Somehow, a woman _even prettier_ than the one before is standing above her now. Actually, she’s technically standing behind Chaeyoung, so Chaeyoung has to tilt her head back to meet the other’s eyes. 

Chaeyoung instantly feels her cheeks redden. “Um, yeah, sure, I guess.”

The woman walks around, and now that her face is no longer upside down, Chaeyoung feels her blush spread all the way to her neck. The woman smiles. “Here.”

Chaeyoung takes the hand and lets herself be pulled up. “Thanks.” She clears her throat, returning her hands to her coat pockets now that she’s standing. “That was some truck, huh?”

The woman giggles. “Yeah, definitely.
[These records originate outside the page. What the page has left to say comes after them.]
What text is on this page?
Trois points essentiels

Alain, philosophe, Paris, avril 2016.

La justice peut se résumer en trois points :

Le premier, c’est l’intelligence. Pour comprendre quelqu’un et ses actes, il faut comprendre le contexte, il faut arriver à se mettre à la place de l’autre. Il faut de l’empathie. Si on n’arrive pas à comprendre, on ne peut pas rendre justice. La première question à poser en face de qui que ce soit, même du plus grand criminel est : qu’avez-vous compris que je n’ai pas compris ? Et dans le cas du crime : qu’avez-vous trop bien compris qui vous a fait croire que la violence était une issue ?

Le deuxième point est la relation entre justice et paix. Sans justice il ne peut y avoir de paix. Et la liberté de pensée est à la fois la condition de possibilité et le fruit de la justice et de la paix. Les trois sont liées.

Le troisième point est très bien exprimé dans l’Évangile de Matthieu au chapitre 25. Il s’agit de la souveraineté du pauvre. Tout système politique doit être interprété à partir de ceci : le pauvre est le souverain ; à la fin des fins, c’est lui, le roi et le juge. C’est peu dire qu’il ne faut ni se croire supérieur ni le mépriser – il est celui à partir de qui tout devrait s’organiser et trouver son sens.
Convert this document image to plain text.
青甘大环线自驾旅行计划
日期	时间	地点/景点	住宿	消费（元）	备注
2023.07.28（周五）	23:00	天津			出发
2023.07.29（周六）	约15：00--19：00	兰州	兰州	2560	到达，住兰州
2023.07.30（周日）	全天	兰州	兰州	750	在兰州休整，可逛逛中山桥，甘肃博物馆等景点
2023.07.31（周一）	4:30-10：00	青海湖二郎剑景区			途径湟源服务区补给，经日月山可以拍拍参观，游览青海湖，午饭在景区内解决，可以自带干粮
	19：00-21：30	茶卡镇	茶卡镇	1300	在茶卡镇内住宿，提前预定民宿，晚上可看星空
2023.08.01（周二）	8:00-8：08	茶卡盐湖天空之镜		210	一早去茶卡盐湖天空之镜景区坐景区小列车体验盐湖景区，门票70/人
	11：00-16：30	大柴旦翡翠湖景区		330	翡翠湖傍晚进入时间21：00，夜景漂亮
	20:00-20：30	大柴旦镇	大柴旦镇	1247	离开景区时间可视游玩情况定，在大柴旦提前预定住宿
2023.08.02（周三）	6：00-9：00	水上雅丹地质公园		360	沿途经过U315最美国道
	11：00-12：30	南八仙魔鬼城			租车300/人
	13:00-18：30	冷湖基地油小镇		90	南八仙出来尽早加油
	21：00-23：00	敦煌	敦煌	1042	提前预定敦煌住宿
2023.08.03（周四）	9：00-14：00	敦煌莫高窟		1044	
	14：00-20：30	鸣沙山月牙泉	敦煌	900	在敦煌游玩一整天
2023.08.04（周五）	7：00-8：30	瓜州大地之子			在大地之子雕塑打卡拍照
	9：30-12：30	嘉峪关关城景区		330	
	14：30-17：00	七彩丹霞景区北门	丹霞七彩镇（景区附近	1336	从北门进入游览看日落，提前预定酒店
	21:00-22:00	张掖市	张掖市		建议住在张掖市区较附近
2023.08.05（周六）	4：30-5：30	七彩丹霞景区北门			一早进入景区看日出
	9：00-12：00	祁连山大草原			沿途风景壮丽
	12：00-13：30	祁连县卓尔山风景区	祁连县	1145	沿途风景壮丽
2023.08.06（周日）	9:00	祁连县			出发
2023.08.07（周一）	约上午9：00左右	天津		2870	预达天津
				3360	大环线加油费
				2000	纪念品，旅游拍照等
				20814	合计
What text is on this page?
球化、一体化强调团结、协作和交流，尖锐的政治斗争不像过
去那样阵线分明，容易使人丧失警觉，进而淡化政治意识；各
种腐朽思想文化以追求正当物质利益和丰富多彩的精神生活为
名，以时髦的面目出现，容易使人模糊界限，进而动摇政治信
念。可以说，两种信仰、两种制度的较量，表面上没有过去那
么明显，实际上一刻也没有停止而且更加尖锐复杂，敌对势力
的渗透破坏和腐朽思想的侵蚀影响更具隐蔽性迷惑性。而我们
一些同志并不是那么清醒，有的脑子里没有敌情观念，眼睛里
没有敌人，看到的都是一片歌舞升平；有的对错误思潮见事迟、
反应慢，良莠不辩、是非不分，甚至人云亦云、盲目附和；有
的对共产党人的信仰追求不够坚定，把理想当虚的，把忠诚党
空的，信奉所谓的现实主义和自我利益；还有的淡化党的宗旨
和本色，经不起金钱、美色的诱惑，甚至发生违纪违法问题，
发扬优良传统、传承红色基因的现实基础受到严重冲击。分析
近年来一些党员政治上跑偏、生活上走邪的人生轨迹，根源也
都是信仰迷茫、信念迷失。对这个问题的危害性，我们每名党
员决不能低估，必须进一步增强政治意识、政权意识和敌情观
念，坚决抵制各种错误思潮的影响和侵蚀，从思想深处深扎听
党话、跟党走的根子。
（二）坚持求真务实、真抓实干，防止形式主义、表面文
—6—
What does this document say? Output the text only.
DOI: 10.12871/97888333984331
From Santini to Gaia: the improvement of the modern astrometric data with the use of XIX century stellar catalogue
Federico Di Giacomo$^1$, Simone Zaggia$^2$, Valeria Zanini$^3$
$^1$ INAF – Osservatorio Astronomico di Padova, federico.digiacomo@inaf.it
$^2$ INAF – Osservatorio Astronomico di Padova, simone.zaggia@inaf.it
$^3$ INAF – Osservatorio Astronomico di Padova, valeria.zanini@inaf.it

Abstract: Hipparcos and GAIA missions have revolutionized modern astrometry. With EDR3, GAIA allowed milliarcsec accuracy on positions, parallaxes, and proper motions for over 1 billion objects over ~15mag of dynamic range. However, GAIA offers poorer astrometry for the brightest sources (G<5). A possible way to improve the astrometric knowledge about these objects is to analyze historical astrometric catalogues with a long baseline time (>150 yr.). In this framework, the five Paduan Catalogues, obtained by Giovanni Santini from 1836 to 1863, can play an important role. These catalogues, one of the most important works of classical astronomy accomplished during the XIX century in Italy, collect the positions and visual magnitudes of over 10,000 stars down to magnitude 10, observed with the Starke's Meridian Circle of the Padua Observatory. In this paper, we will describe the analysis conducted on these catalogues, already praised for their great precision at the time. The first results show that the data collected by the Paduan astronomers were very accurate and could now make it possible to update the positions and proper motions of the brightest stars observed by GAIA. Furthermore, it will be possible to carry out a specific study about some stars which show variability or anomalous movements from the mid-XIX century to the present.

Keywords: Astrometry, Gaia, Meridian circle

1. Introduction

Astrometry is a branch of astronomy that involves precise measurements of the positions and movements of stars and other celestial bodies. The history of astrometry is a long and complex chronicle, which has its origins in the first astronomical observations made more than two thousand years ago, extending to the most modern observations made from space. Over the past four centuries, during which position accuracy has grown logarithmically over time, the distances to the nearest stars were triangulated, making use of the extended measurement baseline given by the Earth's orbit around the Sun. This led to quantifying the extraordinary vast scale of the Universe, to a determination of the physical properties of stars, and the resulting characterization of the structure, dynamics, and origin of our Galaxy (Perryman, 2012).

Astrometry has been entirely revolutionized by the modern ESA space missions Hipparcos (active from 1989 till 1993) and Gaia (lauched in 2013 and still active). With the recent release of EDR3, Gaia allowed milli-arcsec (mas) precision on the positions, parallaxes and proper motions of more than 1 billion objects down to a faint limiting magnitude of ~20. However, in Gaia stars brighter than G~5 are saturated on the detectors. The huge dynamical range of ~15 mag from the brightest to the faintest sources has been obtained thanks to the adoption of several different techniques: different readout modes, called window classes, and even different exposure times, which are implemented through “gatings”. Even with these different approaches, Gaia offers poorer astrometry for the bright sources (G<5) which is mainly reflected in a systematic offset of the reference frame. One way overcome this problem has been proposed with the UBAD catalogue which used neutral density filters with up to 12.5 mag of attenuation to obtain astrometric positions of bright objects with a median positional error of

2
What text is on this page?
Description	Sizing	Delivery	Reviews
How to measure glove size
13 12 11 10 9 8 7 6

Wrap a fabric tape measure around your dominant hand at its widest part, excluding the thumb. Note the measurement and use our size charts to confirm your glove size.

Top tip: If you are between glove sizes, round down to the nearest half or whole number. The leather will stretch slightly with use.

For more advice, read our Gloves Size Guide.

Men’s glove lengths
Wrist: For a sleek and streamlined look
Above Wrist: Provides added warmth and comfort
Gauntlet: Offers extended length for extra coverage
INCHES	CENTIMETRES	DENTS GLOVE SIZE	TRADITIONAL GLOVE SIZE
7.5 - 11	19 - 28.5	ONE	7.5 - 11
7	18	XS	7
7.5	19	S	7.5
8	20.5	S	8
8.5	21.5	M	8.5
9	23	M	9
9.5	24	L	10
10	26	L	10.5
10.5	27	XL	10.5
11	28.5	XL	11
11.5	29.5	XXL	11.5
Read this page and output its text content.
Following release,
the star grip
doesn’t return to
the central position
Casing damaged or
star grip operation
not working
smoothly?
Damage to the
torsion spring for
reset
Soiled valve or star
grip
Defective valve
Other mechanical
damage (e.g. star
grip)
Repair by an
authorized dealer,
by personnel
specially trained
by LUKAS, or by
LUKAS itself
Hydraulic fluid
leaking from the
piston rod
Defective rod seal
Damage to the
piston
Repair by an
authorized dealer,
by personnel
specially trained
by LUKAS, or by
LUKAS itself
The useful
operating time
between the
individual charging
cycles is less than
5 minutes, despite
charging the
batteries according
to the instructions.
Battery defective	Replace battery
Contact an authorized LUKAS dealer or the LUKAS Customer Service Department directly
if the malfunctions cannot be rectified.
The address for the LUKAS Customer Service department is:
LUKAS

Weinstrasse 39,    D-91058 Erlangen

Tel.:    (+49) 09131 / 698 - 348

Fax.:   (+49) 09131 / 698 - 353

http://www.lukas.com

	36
I’m glad no one got hurt.”

The weight of it all hits Chaeyoung then. “I...I guess it’s good that I fell. Otherwise I would’ve been in that intersection for sure.”

“So it’s a good thing that that woman tackled you?” The woman tilts her head.

Chaeyoung laughs. “Yeah, seems that way. She didn’t even help me get up, though, so I’d say that puts her karma at about even for the day.”

“Well, _I_ helped you up.” The woman grins. “Do I get something for my good karma?”

Chaeyoung manages to hold back most of her choking. “Oh, uh. Uh, sure. I could buy you a coffee?”

“Coffee would be great.” The woman smiles. “I’m Sana.”

“Chaeyoung.” Chaeyoung grins, still a little flustered. But finds herself hoping that if they hold hands again later, her palms won’t be as sweaty or specked with gravel.